There Are Always Exceptions

There are accidents that are not this easily solved. While the law was intended to streamline accident claims and allow them to be managed outside the court system, there are those accidents that need more extensive consideration.

An example would be a car accident involving multiple vehicles. If six cars are involved in an accident, there are six insurance companies involved. In some cases, the accident is caused by one negligent driver, and he or she may even receive a ticket from the police, but that is not where this legal situation ends. The evidence must be looked at carefully. Your attorney must be able to prove who was at fault. In a no-fault state, it could be determined that each driver was partially at fault, but to what percentage?

If there is a serious injury, you may find yourself in a storm of litigation. This is when you need a personal injury attorney. He or she must prove that the other drivers, road conditions, or negligence from others caused the accident and therefore you are not responsible for extensive damages and medical cost.

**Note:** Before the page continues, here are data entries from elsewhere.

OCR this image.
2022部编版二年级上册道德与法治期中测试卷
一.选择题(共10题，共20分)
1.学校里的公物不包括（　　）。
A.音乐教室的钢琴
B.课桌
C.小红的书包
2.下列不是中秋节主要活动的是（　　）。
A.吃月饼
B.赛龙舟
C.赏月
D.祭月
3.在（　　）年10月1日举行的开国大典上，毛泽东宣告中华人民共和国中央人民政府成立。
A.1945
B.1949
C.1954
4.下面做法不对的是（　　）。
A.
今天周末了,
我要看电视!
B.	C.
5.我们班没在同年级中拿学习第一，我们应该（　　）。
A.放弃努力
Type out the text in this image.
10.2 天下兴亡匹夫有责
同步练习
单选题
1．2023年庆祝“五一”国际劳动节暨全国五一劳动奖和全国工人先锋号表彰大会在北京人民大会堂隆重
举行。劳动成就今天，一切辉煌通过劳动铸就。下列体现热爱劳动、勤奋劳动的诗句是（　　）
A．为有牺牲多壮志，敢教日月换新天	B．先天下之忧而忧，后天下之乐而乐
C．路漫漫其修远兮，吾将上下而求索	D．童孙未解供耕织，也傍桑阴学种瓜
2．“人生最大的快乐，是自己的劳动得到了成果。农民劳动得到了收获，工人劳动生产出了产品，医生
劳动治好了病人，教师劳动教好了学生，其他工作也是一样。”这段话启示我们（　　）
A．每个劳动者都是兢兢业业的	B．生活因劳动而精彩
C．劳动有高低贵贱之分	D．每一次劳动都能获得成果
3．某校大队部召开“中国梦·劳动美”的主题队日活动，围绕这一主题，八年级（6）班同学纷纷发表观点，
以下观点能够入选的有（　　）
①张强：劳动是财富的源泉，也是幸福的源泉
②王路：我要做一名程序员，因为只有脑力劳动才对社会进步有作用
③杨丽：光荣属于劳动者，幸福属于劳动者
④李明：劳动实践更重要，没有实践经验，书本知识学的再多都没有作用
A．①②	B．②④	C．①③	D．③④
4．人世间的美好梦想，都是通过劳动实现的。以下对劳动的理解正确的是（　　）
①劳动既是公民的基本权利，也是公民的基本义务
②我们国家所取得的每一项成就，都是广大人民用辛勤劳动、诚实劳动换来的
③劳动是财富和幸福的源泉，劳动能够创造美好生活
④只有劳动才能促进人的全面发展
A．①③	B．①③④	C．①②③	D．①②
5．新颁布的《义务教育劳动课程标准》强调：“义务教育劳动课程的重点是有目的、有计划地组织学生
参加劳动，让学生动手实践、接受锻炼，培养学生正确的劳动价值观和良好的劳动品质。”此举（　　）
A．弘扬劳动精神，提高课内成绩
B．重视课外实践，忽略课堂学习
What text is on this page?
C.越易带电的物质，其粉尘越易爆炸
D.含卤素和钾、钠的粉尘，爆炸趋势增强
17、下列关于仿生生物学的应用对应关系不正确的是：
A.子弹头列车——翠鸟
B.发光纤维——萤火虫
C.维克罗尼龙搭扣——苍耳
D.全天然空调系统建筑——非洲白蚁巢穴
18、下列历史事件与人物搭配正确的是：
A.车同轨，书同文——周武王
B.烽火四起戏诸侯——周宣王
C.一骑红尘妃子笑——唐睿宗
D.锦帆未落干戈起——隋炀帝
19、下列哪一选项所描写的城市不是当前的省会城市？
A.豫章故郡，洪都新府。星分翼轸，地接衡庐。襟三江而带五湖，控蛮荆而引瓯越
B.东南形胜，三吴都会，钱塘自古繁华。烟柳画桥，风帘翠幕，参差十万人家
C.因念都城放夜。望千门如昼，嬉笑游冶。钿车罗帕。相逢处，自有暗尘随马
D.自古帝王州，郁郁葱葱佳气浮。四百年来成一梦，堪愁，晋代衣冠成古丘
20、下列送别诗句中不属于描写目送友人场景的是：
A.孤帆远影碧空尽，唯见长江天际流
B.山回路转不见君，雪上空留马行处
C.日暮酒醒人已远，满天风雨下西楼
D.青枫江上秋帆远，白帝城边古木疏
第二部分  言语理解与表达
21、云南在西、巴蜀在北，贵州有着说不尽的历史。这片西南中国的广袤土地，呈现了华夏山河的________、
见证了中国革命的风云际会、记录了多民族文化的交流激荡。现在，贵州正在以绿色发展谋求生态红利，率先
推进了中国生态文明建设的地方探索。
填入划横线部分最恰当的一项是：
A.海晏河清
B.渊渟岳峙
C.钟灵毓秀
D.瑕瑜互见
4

So, If I Cause An Accident I Cannot Be Sued?

This is not exactly true. The no-fault law only covers a victim’s expenses (medical costs and loss wages) that are under $10,000.00. If the victim was injured and hospitalized, one visit could exceed that dollar amount. If there are broken bones, serious cuts, injuries requiring surgery, x-rays, CAT scans, and other tests, you will find that $10,000 maximum is not even close to what the expenses will be. At that point, the victim’s car accident attorney will look to you for compensation. Make no mistake about it, at this point you need an attorney to defend you. Your car accident lawyer will use the evidence in the case to attempt to disprove or reduce your liability in the case. If the person is permanently injured, the costs will be more than you can imagine.